Los Angeles Online Film Critics Society 
The Los Angeles Online Film Critics Society was founded in 2016 with a purpose is to be a critics group that is diverse and supports underrepresented voices. Malek has won once.

MTV Movie & TV Awards 
The MTV Award (Movie & TV) was founded in 1992, where the nominees are decided by MTV producers and executives, while the winners are decided by the general public. Malek has been nominated once.

Palm Springs International Film Festival 
Founded in 1989 in Palm Springs, California, the Palm Springs International Film Festival is held annually in January. Malek has won once.

People's Choice Awards 
The People's Choice Awards is an American awards show recognizing the people and the work of popular culture. The show has been held annually and is voted on by the general public since 1975. Malek has been nominated once.

San Diego Film Critics Society 
The San Diego Film Critics Society, founded in 1996, is an organization of film reviewers in San Diego. Malek has been nominated once.

San Francisco Bay Area Film Critics Circle 
The San Francisco Bay Area Film Critics Circle, founded in 2002, is an organization of film reviewers in San Francisco, California that award films. Malek has been nominated once.

Santa Barbara International Film Festival 
The Santa Barbara International Film Festival is an eleven day film festival held in Santa Barbara, California since 1986.

Satellite Awards 
The Satellite Awards are a set of annual awards given by the International Press Academy since 1997. Malek has received one award from three nominations.

Seattle Film Critics Society 
The Seattle Film Critics Society, formed in 2016, is a group of film critics and reviewers in Seattle and surrounding areas of Washington state.
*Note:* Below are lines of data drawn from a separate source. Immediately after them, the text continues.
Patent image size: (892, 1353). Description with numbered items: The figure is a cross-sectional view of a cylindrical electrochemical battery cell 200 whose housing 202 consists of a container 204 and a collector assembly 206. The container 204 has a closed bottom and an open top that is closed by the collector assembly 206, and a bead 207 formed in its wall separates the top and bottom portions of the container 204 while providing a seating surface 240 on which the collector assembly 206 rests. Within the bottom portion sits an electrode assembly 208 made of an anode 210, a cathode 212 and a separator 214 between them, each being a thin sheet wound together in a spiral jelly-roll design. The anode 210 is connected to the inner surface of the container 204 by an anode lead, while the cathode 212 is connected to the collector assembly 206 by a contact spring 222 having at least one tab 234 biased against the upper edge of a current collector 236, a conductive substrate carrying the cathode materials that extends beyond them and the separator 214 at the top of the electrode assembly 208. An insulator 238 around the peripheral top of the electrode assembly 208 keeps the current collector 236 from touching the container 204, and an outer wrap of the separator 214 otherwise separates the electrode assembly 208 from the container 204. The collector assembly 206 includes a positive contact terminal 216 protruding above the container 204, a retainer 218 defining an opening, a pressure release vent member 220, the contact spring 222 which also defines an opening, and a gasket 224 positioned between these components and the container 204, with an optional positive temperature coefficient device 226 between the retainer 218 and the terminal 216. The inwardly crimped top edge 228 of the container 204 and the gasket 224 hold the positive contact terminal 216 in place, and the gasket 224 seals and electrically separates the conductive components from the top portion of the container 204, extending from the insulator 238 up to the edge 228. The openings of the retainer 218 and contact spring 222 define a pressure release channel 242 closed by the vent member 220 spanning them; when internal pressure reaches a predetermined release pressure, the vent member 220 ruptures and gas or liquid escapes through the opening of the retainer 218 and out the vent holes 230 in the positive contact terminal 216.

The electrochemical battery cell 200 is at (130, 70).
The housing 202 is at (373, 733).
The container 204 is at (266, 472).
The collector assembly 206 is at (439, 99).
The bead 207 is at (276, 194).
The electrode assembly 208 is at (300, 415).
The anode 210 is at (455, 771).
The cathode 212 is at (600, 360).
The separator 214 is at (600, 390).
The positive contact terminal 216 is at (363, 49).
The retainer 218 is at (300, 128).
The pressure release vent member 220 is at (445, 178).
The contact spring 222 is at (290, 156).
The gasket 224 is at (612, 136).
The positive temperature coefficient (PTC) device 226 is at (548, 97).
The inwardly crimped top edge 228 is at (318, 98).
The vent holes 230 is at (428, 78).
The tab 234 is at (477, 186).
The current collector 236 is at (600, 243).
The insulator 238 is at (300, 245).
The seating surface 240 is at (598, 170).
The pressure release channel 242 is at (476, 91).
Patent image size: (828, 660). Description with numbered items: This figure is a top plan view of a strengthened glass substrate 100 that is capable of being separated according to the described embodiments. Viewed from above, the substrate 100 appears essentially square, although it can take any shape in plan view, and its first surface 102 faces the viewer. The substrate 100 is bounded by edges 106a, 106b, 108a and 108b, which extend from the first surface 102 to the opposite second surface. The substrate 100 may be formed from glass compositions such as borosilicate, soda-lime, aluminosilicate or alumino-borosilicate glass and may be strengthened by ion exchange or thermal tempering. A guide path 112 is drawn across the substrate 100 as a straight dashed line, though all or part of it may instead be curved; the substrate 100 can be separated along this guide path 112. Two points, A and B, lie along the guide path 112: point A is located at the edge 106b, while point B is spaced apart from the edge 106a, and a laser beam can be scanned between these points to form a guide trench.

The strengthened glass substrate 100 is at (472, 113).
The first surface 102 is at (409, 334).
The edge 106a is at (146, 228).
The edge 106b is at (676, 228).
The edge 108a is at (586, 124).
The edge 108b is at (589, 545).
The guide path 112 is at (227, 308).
Members review films in print, radio, television, and online mediums. Malek has been nominated once.

St. Louis Film Critics Association 
The St. Louis Film Critics Association, founded in 2004, is an organization of film critics operating in Greater St. Louis. Malek has been nominated once.

Television Critics Association Awards 
The TCA Awards have been presented by the Television Critics Association in recognition of excellence in television since 1985. Malek has been nominated once.

Washington D.C. Area Film Critics Association 
The Washington D.C. Area Film Critics Association, founded in 2002, is a group of film critics based in Washington, D.C. Malek has been nominated once.